2015 GSA Annual Meeting in Baltimore, Maryland, USA (1-4 November 2015)

Paper No. 222-15
Presentation Time: 9:00 AM-6:30 PM


HASIOTIS, Stephen T., Department of Geology, University of Kansas, 1475 Jayhawk Blvd, Lindley Hall, rm 120, Lawrence, KS 66045, PARRISH, Judith Totman, Dept. of Geological Sciences, Univ of Idaho, P.O. Box 443022, Moscow, ID 83844 and CHAN, Marjorie A., Department of Geology and Geophysics, University of Utah, 115 S 1460 E, Room 383 FASB, Salt Lake City, UT 84112, hasiotis@ku.edu

The Lower Jurassic Navajo Sandstone (Ss) eolianite near Moab, Utah, has a remarkable amount of rhizoliths, rhizocretions, and rhizohaloes representing herb, shrub, and tree roots.
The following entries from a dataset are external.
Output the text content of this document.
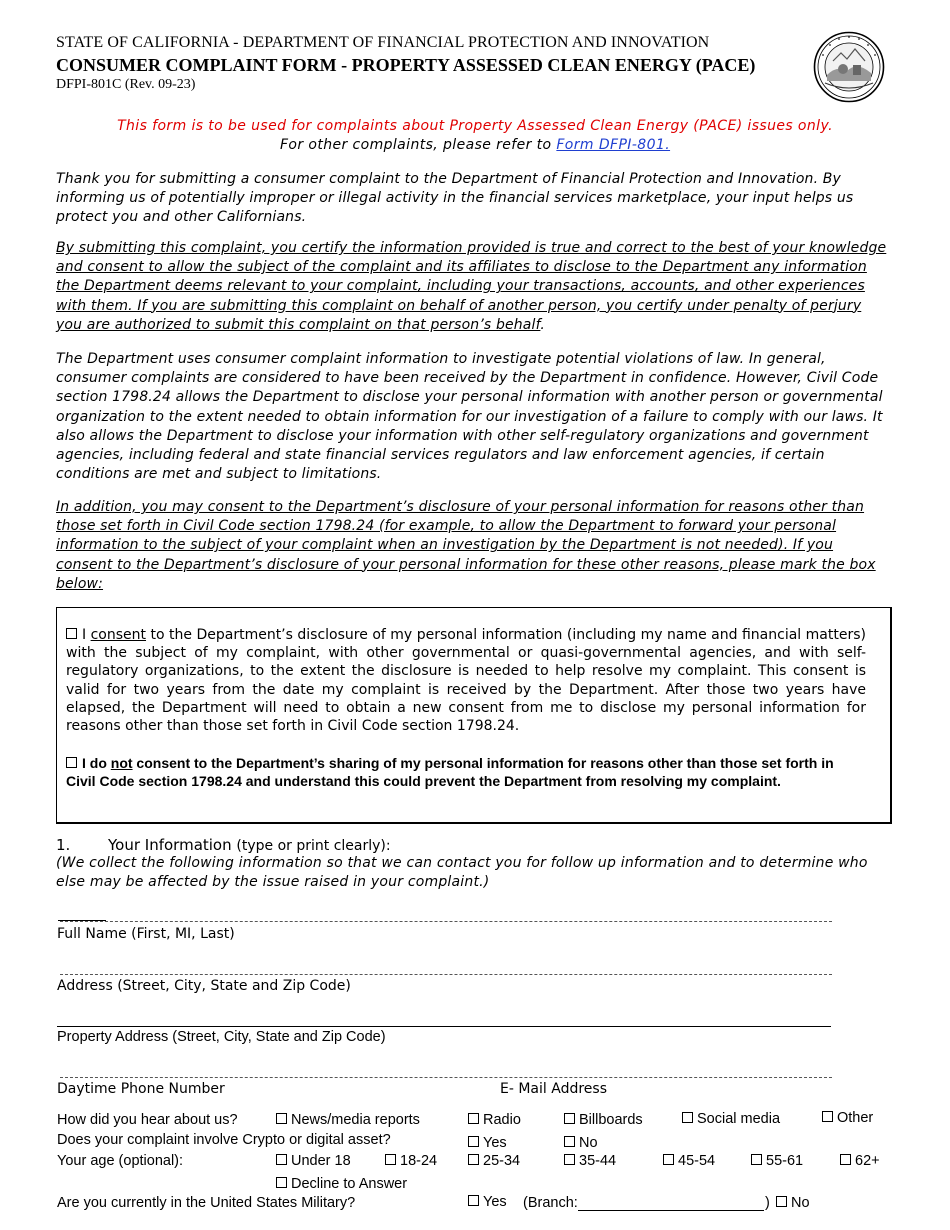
STATE OF CALIFORNIA - DEPARTMENT OF FINANCIAL PROTECTION AND INNOVATION
CONSUMER COMPLAINT FORM - PROPERTY ASSESSED CLEAN ENERGY (PACE)
DFPI-801C (Rev. 09-23)
This form is to be used for complaints about Property Assessed Clean Energy (PACE) issues only.
For other complaints, please refer to Form DFPI-801.

Thank you for submitting a consumer complaint to the Department of Financial Protection and Innovation. By informing us of potentially improper or illegal activity in the financial services marketplace, your input helps us protect you and other Californians.

By submitting this complaint, you certify the information provided is true and correct to the best of your knowledge and consent to allow the subject of the complaint and its affiliates to disclose to the Department any information the Department deems relevant to your complaint, including your transactions, accounts, and other experiences with them. If you are submitting this complaint on behalf of another person, you certify under penalty of perjury you are authorized to submit this complaint on that person’s behalf.

The Department uses consumer complaint information to investigate potential violations of law. In general, consumer complaints are considered to have been received by the Department in confidence. However, Civil Code section 1798.24 allows the Department to disclose your personal information with another person or governmental organization to the extent needed to obtain information for our investigation of a failure to comply with our laws. It also allows the Department to disclose your information with other self-regulatory organizations and government agencies, including federal and state financial services regulators and law enforcement agencies, if certain conditions are met and subject to limitations.

In addition, you may consent to the Department’s disclosure of your personal information for reasons other than those set forth in Civil Code section 1798.24 (for example, to allow the Department to forward your personal information to the subject of your complaint when an investigation by the Department is not needed). If you consent to the Department’s disclosure of your personal information for these other reasons, please mark the box below:

I consent to the Department’s disclosure of my personal information (including my name and financial matters) with the subject of my complaint, with other governmental or quasi-governmental agencies, and with self-regulatory organizations, to the extent the disclosure is needed to help resolve my complaint. This consent is valid for two years from the date my complaint is received by the Department. After those two years have elapsed, the Department will need to obtain a new consent from me to disclose my personal information for reasons other than those set forth in Civil Code section 1798.24.

I do not consent to the Department’s sharing of my personal information for reasons other than those set forth in Civil Code section 1798.24 and understand this could prevent the Department from resolving my complaint.

1.	Your Information (type or print clearly):

(We collect the following information so that we can contact you for follow up information and to determine who else may be affected by the issue raised in your complaint.)

Full Name (First, MI, Last)
Address (Street, City, State and Zip Code)
Property Address (Street, City, State and Zip Code)
Daytime Phone Number	E- Mail Address
How did you hear about us?	News/media reports	Radio	Billboards	Social media	Other
Does your complaint involve Crypto or digital asset?	Yes	No
Your age (optional):	Under 18	18-24	25-34	35-44	45-54	55-61	62+
Decline to Answer
Are you currently in the United States Military?	Yes (Branch:	)	No
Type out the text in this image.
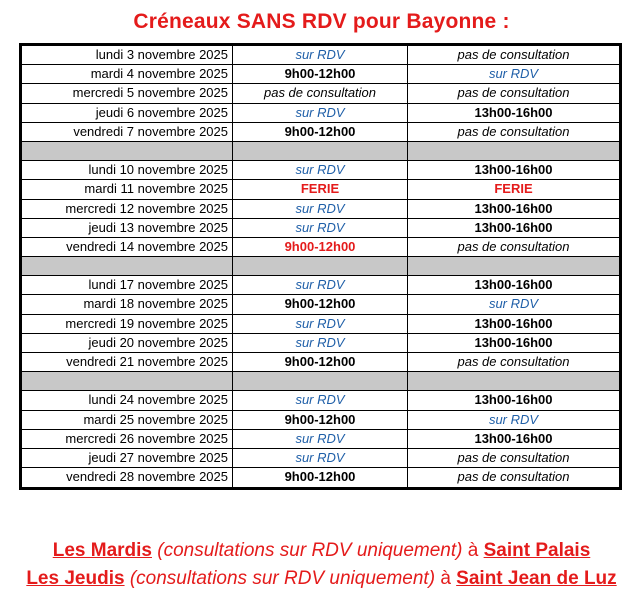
Créneaux SANS RDV pour Bayonne :
lundi 3 novembre 2025	sur RDV	pas de consultation
mardi 4 novembre 2025	9h00-12h00	sur RDV
mercredi 5 novembre 2025	pas de consultation	pas de consultation
jeudi 6 novembre 2025	sur RDV	13h00-16h00
vendredi 7 novembre 2025	9h00-12h00	pas de consultation
lundi 10 novembre 2025	sur RDV	13h00-16h00
mardi 11 novembre 2025	FERIE	FERIE
mercredi 12 novembre 2025	sur RDV	13h00-16h00
jeudi 13 novembre 2025	sur RDV	13h00-16h00
vendredi 14 novembre 2025	9h00-12h00	pas de consultation
lundi 17 novembre 2025	sur RDV	13h00-16h00
mardi 18 novembre 2025	9h00-12h00	sur RDV
mercredi 19 novembre 2025	sur RDV	13h00-16h00
jeudi 20 novembre 2025	sur RDV	13h00-16h00
vendredi 21 novembre 2025	9h00-12h00	pas de consultation
lundi 24 novembre 2025	sur RDV	13h00-16h00
mardi 25 novembre 2025	9h00-12h00	sur RDV
mercredi 26 novembre 2025	sur RDV	13h00-16h00
jeudi 27 novembre 2025	sur RDV	pas de consultation
vendredi 28 novembre 2025	9h00-12h00	pas de consultation
Les Mardis (consultations sur RDV uniquement) à Saint Palais
Les Jeudis (consultations sur RDV uniquement) à Saint Jean de Luz
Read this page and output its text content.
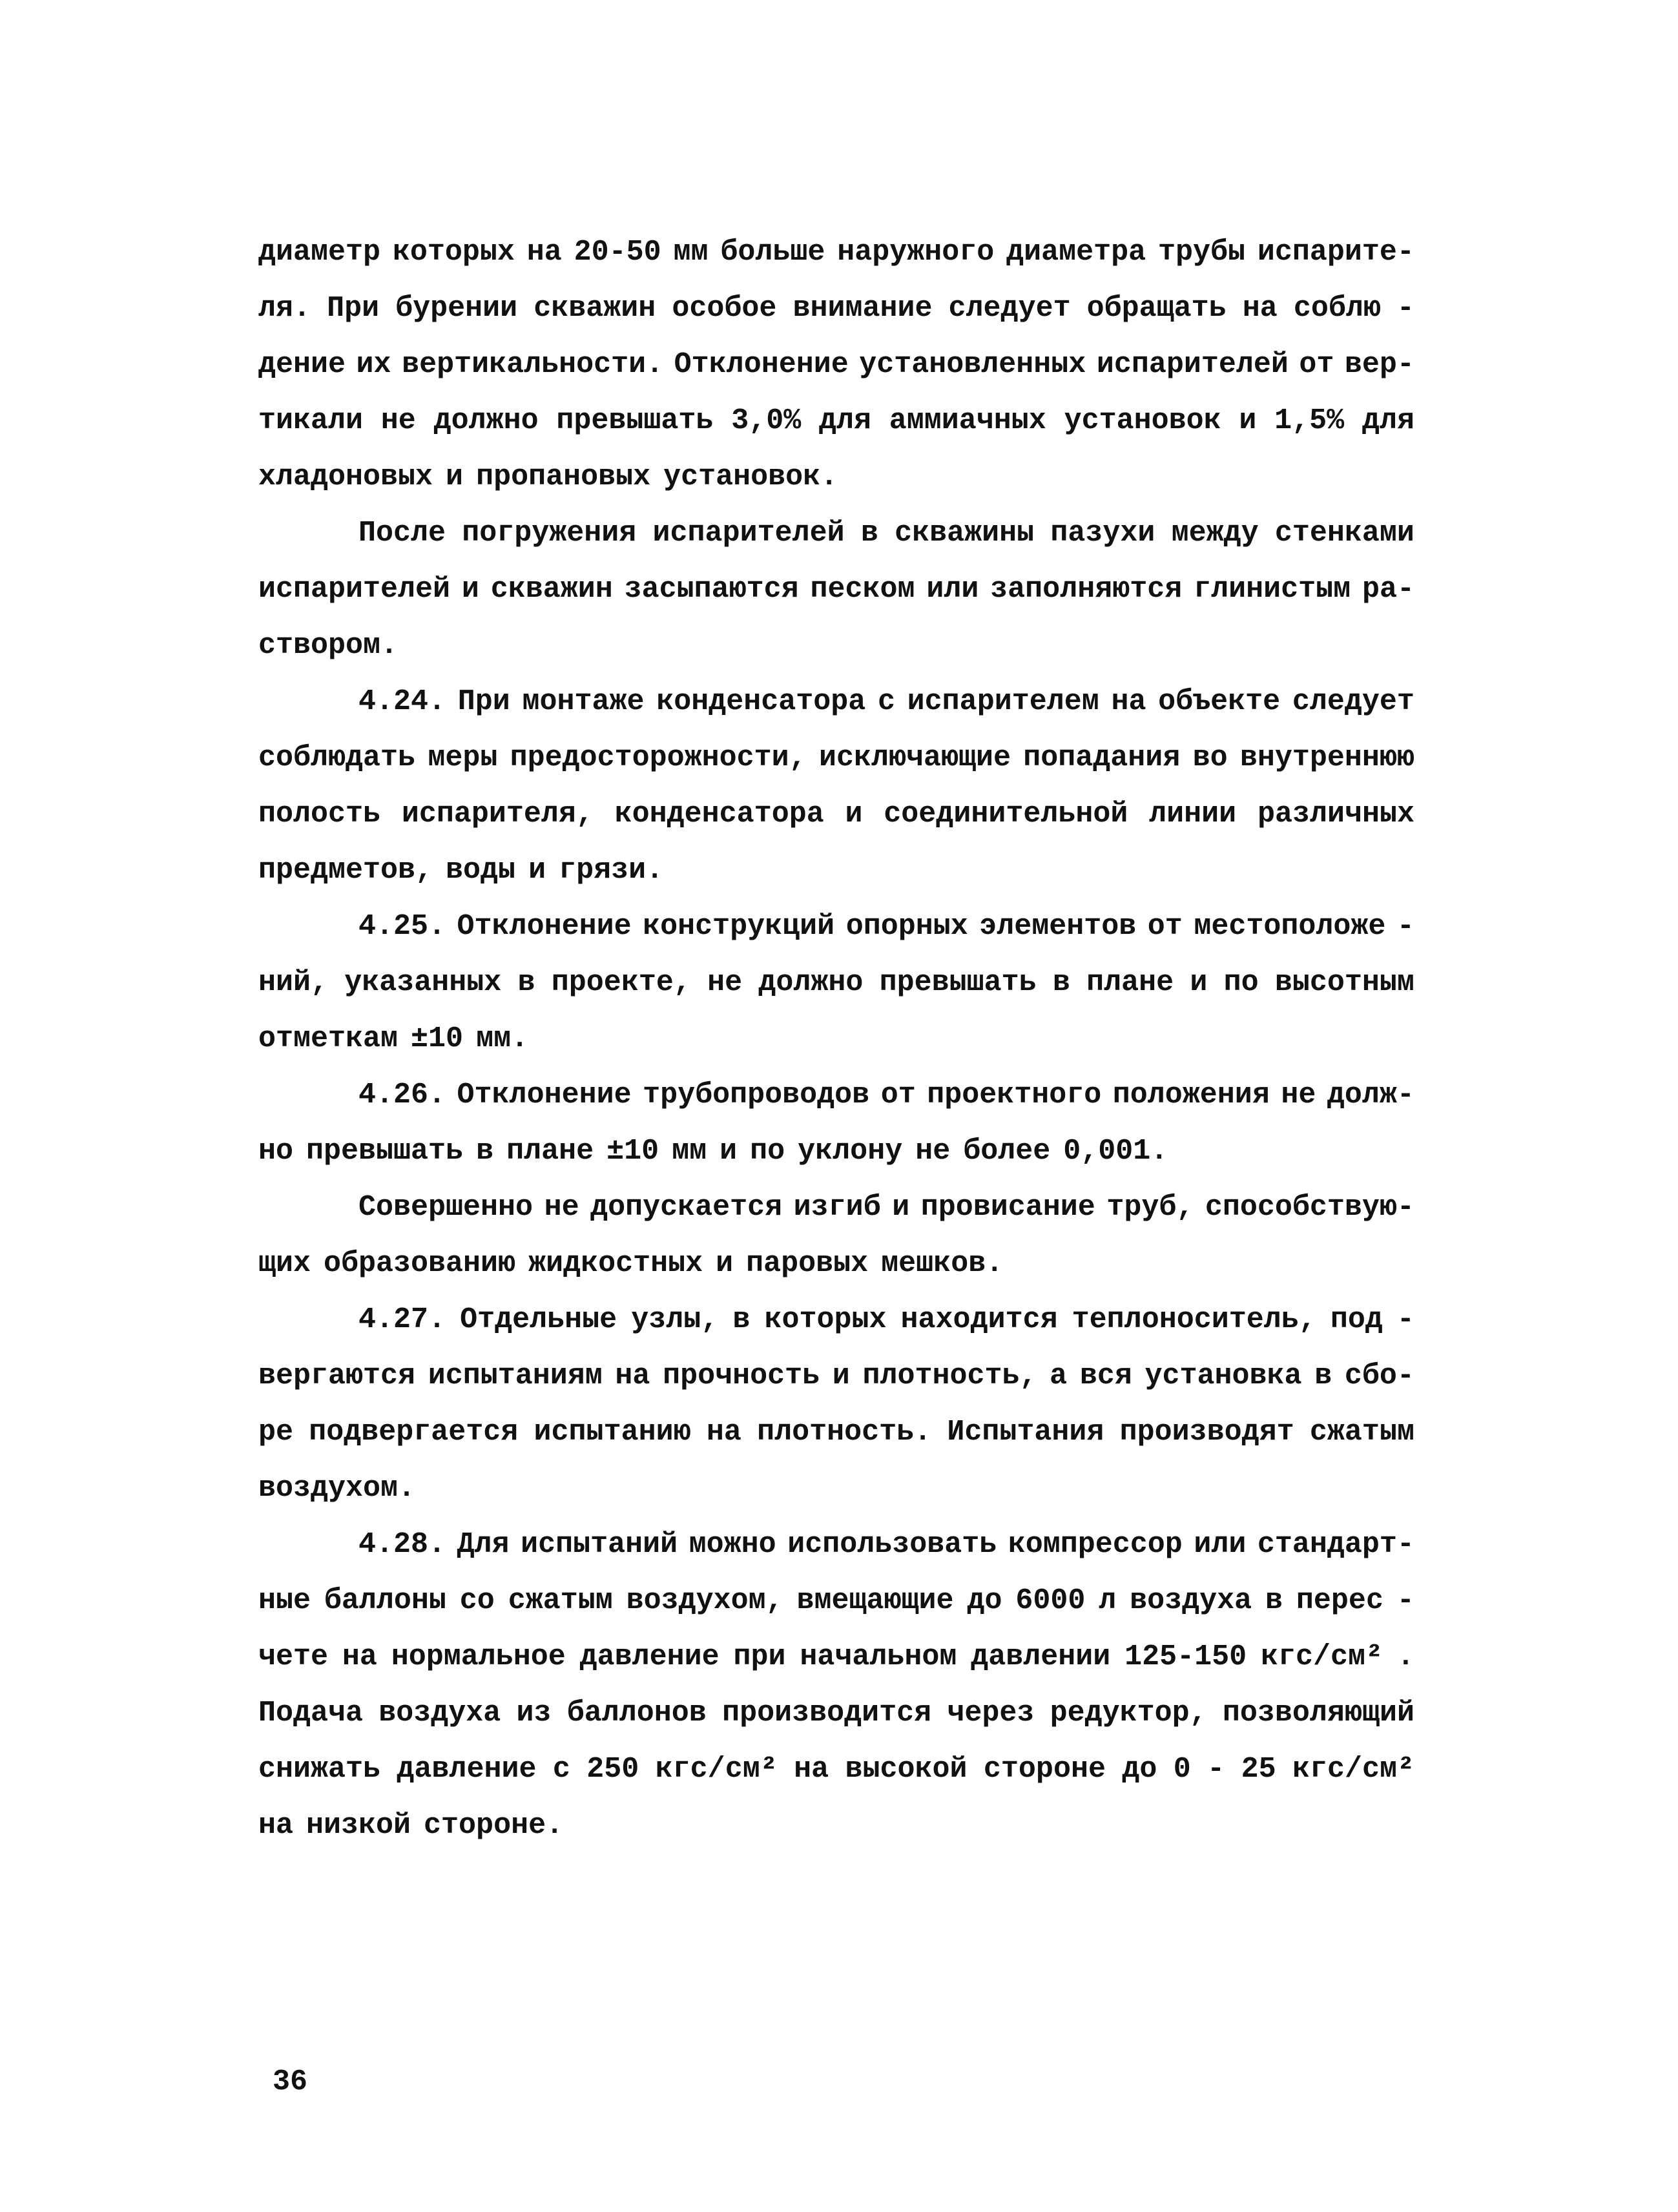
диаметр которых на 20-50 мм больше наружного диаметра трубы испарите-
ля. При бурении скважин особое внимание следует обращать на соблю -
дение их вертикальности. Отклонение установленных испарителей от вер-
тикали не должно превышать 3,0% для аммиачных установок и 1,5% для
хладоновых и пропановых установок.
После погружения испарителей в скважины пазухи между стенками
испарителей и скважин засыпаются песком или заполняются глинистым ра-
створом.
4.24. При монтаже конденсатора с испарителем на объекте следует
соблюдать меры предосторожности, исключающие попадания во внутреннюю
полость испарителя, конденсатора и соединительной линии различных
предметов, воды и грязи.
4.25. Отклонение конструкций опорных элементов от местоположе -
ний, указанных в проекте, не должно превышать в плане и по высотным
отметкам ±10 мм.
4.26. Отклонение трубопроводов от проектного положения не долж-
но превышать в плане ±10 мм и по уклону не более 0,001.
Совершенно не допускается изгиб и провисание труб, способствую-
щих образованию жидкостных и паровых мешков.
4.27. Отдельные узлы, в которых находится теплоноситель, под -
вергаются испытаниям на прочность и плотность, а вся установка в сбо-
ре подвергается испытанию на плотность. Испытания производят сжатым
воздухом.
4.28. Для испытаний можно использовать компрессор или стандарт-
ные баллоны со сжатым воздухом, вмещающие до 6000 л воздуха в перес -
чете на нормальное давление при начальном давлении 125-150 кгс/см² .
Подача воздуха из баллонов производится через редуктор, позволяющий
снижать давление с 250 кгс/см² на высокой стороне до 0 - 25 кгс/см²
на низкой стороне.
36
Four types of rhizoliths occur in the Navajo Ss to date. Rhizoliths are root casts or molds formed by infilling with sediment after plant death, and weather in positive relief or as voids. Rhizoliths also include carbonaceous and mineral-replaced root remains. Rhizocretions are concretionary or nodular bodies of calcium carbonate, siderite, silica, or Fe and/or Mn oxide that form in and around the roots. Rhizohaloes are the Fe- and Mn-depleted (bleached) areas formed around roots due to fluctuating soil moisture and root decay. Rhizomats are horizontal surfaces densely covered in preserved records of thin, fibrous root hairs.

Preliminary research indicates that rhizofacies can be constructed based on lithofacies association and type of rhizolith preservation, distribution, density, and penetration depth. These associations record the stability of the landscape based on sedimentation rate, depositional energy, groundwater profile, and speed of dune movement. Rhizofacies I is the association of rhizoliths in grain flow and wind ripple laminations in the toe-of-slope slipface of dunes. The rhizoliths are vertical to subhorizontal and < 2 cm deep, comprising < 3% of visible surface area. Rhizofacies II is the association of rhizohaloes in wet interdune deposits of red massive, planar, and/or wrinkled bedding. The rhizohaloes are predominantly subhorizontal and < 1 m deep, comprising < 15% of visible surface area. Associated traces include Naktodemasis, and Planolites that represent arthropod-plant interactions. Rhizofacies III is the association of rhizocretions and rhizoliths along supersurfaces and 1st order bounding surfaces where bedding is mostly massive. The structures are predominantly vertical to subhorizontal and < 2 m deep, comprising < 25% of visible surface area. Associated traces include Maconopsis, Beaconites, Scoyenia, Entradaichnus, and large-diameter vertebrate burrows. Rhizofacies IV is the association of rhizomats in lacustrine limestone with biolaminates and stromatolites. They are horizontal with little to no penetration, comprising up to 100% of the visible surface area.